Torniamo al racconto Golfi, la barca ha un ruolo importante in questa storia, inizialmente è un simbolo erotico, personifica l'amante del padre del piccolo marinaio e, in seguito, diventa anche un simbolo materno. Mi domando se questa storia possa essere letta come un rito di passaggio e una iniziazione all'eros?

Sì, è un rito di passaggio e una spinta a maturare prima del tempo. Per me questo racconto ha un significato associato alla vita, alla morte e, come dici tu, all'eros. Anche nel racconto Sisifo, associo la morte con l'eros, me ne sono resa conto dopo. Non so se sia un puritanesimo che non sono riuscita a sopprimere, ma poi perché devo sopprimerlo? L'associazione eros-thanatos non l'ho inventata io purtroppo.

Allora la barca diventa anche una bara, il figlio diventa Caronte.

Sì, è un'osservazione azzeccata.

Non pensi che sia un racconto un po' enigmatico come altri tuoi racconti?

I miei racconti escono enigmatici, non voglio farli enigmatici deliberatamente. Vorrei distinguere l'enigma dalla mistificazione. L'enigma va risolto con divertimento e nel tempo. La mistificazione è manipolazione. Io penso che se abbiamo una cosa da condividere sono gli enigmi. Se il racconto non ha il sapore dell'enigma, è un racconto scritto ad hoc per dimostrare una tesi concepita a priori. Ho sempre in mente l'incontro di Edipo con la sfinge a livello consapevole. Un incontro dove la sfinge fa delle domande. Non è importante tanto la risposta, ma l'enigma in sé, che è una ricerca.

Il tuo intento è far partecipare il lettore attivamente alla lettura del testo, insomma si deve porre delle domande e non leggere in modo passivo?

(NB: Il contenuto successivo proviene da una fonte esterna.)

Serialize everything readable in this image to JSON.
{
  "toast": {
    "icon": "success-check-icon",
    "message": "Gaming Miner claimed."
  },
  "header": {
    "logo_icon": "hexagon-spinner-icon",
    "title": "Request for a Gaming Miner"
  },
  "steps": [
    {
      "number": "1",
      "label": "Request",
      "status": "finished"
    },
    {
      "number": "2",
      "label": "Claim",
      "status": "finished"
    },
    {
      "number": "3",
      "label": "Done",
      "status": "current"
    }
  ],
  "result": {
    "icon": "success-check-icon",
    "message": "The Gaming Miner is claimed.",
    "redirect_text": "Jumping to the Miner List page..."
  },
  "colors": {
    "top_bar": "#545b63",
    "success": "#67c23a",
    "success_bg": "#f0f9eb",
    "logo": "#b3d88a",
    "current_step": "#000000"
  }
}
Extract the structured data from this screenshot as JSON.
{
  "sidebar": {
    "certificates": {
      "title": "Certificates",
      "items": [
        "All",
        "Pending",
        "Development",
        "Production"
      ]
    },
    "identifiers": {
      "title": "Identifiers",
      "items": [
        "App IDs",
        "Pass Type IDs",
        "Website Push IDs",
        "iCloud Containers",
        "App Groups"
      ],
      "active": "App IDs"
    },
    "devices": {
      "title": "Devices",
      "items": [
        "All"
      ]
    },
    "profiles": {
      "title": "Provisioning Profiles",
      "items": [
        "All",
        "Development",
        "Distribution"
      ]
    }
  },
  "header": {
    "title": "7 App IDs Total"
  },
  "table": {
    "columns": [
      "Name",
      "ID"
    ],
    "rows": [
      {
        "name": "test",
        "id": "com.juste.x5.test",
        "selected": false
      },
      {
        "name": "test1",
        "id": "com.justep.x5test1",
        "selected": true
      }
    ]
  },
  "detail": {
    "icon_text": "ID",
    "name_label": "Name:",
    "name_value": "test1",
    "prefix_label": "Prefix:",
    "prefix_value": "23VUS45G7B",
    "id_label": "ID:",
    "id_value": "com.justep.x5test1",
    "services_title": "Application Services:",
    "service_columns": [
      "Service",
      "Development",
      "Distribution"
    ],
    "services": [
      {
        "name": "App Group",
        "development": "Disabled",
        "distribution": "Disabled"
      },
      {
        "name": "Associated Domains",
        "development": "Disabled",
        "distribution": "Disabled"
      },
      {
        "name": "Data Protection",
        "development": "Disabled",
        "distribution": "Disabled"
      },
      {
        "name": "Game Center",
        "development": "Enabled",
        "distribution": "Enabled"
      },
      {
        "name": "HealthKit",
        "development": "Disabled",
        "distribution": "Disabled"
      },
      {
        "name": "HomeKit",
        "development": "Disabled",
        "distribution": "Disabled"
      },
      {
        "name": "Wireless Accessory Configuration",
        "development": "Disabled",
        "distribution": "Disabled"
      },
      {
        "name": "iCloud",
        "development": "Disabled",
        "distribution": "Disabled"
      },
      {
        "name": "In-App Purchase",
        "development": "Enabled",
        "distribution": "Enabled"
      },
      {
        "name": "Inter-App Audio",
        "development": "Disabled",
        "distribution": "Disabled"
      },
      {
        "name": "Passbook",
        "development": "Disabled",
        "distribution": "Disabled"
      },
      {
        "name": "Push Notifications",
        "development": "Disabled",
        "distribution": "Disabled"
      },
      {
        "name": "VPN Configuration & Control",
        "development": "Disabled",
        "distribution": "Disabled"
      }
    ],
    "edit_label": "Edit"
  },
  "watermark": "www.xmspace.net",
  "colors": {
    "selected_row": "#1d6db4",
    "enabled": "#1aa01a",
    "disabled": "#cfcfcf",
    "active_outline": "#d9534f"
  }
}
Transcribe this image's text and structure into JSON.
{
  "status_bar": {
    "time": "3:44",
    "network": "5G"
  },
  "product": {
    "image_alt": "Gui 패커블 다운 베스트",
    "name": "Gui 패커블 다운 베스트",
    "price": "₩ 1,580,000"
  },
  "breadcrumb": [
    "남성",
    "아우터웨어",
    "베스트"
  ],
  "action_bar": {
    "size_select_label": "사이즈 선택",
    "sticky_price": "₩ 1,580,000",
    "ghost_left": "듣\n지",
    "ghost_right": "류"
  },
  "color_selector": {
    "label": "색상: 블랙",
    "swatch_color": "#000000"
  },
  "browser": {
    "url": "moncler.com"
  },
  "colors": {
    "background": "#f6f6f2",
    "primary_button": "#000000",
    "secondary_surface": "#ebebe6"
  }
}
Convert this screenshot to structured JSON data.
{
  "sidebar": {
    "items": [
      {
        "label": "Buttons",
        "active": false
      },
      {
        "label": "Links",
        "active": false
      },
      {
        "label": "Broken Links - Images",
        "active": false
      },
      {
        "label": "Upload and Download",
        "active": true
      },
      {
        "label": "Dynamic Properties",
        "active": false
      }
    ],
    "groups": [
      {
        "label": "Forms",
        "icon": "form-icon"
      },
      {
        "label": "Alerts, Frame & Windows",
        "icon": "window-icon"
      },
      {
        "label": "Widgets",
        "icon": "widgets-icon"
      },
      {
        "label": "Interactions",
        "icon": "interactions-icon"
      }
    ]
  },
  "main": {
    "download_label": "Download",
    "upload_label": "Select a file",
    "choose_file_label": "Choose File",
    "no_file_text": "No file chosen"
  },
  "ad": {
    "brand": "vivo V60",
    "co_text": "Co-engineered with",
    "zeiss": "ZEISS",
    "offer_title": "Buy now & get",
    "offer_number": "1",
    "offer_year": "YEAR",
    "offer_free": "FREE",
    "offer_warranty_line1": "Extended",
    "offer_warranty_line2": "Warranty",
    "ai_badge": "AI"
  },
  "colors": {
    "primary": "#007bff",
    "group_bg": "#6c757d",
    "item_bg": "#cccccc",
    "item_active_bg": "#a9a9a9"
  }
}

Mi diverto quando scrivo in generale, se volessi solo esporre le mie tesi filosofiche, antropologiche, o altro, avrei scritto dei saggi non dei racconti. La fiction insomma deve assomigliare un po' alla via. Deve avere almeno quattro o cinque interpretazioni e tutte plausibili. Altrimenti che vita è? Che racconto è? Prendi la barca, per esempio. Per chi vive vicino al mare, avere una piccola barca costituisce la felicità quotidiana, non intendo lo yacht, bensì avere una piccola barca da pescatore. Con questa barca ci si può viaggiare e divertire, vivere insomma. La barca, quindi, rappresenta, il viaggio, la vita, la formazione, gli incontri, l'amore, ma anche il viaggio dentro noi stessi e la consapevolezza. Caronte usa la barca anche per traghettare le anime all'Ades. C'è un quadro di De Chirico, "Il ritorno di Ulisse" (1968), che raffigura Ulisse che sta remando sulla barca in mezzo al mare dentro una stanza. La barca simboleggia anche la salvezza.

E questo quadro l'ho visto riprodotto sulla copertina del tuo libro Global Issues in English Literature. Allora leggere è un po' come fare un viaggio (in barca)?

Sì, il libro è come barca e la lettura è un viaggio.